The program is called Get Real and run by police and a charity called Support After Murder and Manslaughter (SAMM). It’s aimed at children ages 10 and 11 and also uses over-the-top clips of Itchy and Scratchy from the Simpsons. The whole point is to get children to realize what’s real and what’s not, and to hopefully deter them from violence and aggressive behavior at a young age.

During the Get Real program, children are shown images from Grand Theft Auto and such and then given real-life images of drunks or arguing parents. Supposedly, the program brings an element of realism to the violence often glamorized by games like GTA and emphasizes the seriousness of violence outside of videogames and other media.

A government member said of Get Real: “Almost any media can be edited to be educational and if the material already attracts children’s interest, it can have a greater impact on them.
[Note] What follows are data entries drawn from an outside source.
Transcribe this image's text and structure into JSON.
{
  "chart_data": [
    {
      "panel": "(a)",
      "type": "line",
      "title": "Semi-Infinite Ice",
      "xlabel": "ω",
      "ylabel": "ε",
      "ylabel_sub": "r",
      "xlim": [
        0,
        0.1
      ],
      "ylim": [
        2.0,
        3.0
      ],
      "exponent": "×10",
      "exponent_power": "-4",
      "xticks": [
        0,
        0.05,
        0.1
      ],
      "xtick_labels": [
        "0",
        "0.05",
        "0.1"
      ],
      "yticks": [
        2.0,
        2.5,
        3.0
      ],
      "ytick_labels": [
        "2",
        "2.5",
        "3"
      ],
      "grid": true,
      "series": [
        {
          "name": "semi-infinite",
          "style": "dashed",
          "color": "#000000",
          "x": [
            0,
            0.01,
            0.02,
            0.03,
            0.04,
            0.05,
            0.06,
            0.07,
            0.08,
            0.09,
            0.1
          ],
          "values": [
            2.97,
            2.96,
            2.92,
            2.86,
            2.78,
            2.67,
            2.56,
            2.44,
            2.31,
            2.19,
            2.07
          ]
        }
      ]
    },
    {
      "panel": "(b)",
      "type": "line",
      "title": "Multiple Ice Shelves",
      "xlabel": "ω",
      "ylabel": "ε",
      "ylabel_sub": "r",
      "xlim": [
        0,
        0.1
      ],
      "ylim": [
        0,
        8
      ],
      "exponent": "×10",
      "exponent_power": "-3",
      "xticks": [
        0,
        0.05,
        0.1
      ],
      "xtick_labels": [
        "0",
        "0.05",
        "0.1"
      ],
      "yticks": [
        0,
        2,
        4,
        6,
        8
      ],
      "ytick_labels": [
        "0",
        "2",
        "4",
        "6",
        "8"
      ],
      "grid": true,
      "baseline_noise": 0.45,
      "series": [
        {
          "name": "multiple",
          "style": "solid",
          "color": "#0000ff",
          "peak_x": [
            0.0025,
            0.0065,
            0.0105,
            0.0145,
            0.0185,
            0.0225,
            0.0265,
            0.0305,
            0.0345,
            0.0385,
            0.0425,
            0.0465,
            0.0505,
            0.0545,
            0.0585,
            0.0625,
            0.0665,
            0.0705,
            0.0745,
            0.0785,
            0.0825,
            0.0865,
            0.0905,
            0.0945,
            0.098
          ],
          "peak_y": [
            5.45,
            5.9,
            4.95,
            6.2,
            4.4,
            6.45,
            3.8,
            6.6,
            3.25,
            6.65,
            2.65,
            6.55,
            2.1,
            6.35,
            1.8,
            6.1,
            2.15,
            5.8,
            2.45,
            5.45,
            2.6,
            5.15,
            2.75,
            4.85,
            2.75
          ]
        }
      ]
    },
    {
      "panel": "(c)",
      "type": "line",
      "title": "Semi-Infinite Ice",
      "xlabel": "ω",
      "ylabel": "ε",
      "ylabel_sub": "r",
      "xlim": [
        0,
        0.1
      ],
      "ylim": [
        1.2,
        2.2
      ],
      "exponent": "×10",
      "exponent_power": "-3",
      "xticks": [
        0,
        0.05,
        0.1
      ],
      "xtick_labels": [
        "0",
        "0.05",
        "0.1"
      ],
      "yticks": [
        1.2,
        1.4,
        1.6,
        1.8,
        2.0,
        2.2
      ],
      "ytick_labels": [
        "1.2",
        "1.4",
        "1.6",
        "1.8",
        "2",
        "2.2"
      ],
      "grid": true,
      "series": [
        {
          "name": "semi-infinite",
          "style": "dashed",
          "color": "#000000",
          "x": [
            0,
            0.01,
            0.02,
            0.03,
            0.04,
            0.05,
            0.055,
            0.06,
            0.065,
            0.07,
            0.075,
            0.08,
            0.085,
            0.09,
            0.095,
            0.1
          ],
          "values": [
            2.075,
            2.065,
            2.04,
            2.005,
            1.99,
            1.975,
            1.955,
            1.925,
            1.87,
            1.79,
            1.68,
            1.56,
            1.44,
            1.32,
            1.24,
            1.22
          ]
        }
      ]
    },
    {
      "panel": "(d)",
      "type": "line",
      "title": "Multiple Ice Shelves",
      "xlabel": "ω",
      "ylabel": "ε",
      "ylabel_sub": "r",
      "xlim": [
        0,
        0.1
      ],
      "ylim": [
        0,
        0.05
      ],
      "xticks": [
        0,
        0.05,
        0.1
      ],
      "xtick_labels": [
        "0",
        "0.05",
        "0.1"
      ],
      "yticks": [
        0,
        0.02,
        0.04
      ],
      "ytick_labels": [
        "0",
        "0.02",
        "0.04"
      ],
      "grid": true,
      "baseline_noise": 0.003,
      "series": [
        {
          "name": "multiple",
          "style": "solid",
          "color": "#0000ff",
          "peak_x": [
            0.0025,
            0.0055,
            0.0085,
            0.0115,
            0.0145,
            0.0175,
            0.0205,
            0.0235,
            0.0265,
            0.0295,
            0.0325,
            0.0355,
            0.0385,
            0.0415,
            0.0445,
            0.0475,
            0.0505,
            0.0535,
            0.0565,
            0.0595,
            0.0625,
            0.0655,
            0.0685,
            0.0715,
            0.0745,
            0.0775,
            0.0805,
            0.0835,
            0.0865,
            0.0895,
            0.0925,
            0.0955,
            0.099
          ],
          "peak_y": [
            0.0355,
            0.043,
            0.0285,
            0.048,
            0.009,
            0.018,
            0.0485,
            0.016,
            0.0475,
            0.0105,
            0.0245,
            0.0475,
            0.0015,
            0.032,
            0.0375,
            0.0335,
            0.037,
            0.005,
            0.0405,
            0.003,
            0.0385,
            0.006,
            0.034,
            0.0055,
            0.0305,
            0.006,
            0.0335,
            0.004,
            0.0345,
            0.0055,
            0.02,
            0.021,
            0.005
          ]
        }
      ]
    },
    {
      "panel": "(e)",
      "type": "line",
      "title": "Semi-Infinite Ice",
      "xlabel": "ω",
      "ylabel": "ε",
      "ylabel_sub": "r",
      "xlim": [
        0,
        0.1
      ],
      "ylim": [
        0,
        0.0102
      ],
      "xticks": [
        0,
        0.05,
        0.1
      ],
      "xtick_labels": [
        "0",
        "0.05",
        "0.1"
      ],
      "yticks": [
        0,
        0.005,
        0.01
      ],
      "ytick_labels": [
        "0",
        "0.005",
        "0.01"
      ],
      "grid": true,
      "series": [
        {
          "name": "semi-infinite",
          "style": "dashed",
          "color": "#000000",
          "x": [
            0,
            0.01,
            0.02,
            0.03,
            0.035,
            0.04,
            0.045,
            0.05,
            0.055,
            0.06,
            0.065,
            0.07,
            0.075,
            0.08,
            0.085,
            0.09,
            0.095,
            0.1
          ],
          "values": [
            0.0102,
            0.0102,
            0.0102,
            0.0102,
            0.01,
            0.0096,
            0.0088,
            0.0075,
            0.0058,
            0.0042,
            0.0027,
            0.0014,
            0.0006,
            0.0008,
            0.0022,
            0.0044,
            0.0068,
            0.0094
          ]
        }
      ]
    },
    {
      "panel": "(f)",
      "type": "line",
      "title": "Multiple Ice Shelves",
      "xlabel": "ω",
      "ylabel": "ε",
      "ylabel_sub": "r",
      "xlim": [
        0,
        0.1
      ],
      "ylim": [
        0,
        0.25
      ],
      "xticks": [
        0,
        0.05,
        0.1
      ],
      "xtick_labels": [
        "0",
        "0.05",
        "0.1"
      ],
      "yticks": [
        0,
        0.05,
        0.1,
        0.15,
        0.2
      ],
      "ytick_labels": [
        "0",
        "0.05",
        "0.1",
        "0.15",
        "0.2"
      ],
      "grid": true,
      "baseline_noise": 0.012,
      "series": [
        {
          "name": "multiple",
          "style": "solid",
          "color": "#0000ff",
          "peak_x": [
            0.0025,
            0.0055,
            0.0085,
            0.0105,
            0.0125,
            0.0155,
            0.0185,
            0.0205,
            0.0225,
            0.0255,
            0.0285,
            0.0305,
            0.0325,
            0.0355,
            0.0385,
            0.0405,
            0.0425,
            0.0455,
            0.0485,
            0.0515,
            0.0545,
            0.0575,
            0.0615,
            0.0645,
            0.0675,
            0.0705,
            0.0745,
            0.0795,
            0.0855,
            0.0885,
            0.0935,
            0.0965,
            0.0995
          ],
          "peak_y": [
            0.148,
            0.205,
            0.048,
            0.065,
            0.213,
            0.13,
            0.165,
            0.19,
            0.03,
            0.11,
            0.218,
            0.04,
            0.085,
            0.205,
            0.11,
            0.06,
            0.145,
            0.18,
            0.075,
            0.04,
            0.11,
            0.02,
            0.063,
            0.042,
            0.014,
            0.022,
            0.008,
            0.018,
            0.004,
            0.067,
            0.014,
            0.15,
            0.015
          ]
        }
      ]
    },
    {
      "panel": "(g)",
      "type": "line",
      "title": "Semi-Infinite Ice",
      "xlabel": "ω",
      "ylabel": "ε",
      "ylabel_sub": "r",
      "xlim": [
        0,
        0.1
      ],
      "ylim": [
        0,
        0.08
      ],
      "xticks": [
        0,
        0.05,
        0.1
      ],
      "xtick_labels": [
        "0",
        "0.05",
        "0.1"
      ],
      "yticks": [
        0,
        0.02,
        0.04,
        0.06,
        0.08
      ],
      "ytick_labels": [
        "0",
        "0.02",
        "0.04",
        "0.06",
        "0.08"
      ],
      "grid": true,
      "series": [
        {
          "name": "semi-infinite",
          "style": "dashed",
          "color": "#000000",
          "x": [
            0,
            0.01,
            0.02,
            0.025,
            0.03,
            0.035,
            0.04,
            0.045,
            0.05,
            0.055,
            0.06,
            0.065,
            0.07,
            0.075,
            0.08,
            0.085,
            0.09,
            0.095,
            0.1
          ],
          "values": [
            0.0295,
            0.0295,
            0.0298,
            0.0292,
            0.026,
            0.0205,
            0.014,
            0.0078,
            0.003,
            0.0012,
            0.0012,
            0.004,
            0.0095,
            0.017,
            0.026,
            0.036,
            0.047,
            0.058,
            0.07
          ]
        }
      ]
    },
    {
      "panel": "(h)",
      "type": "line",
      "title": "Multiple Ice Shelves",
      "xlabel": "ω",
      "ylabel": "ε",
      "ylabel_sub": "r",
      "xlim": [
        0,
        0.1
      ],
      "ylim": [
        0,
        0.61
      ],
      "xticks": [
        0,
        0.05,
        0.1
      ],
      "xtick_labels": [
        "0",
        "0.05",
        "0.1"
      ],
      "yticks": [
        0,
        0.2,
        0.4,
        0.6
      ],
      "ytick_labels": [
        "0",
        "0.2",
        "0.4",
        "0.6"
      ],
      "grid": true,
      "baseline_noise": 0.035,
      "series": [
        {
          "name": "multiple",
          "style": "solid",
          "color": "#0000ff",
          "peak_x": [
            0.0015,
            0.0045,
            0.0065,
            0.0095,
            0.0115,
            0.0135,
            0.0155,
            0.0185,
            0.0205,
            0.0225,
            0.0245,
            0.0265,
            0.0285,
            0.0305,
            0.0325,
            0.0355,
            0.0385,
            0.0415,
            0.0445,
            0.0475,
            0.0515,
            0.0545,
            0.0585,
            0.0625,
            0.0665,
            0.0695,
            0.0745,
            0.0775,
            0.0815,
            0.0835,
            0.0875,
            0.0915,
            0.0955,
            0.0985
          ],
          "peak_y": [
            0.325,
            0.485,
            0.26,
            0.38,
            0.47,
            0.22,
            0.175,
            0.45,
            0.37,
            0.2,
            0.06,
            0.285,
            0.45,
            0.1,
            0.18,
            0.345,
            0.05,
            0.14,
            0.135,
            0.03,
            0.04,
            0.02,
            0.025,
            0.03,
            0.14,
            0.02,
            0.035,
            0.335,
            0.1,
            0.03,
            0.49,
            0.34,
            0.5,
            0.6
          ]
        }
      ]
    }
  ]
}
This may well be depicting knife-using car thieves as the selfish morons that they are – which of course we would welcome.”

I like the idea of this program primarily because it isn’t another example of parents and teachers putting on the blinders and pretending like kids aren’t already playing Grand Theft Auto for 8 hours a day, every day, after they finish beating up their classmates and robbing old women. It does seem like it’s modeled to counteract violence used in videogames and other forms of entertainment, and not to get on the Jack Thompson train or anything, but maybe it’s not such a bad thing to specifically say to kids that Grand Theft Auto is nothing like real life and to prove why.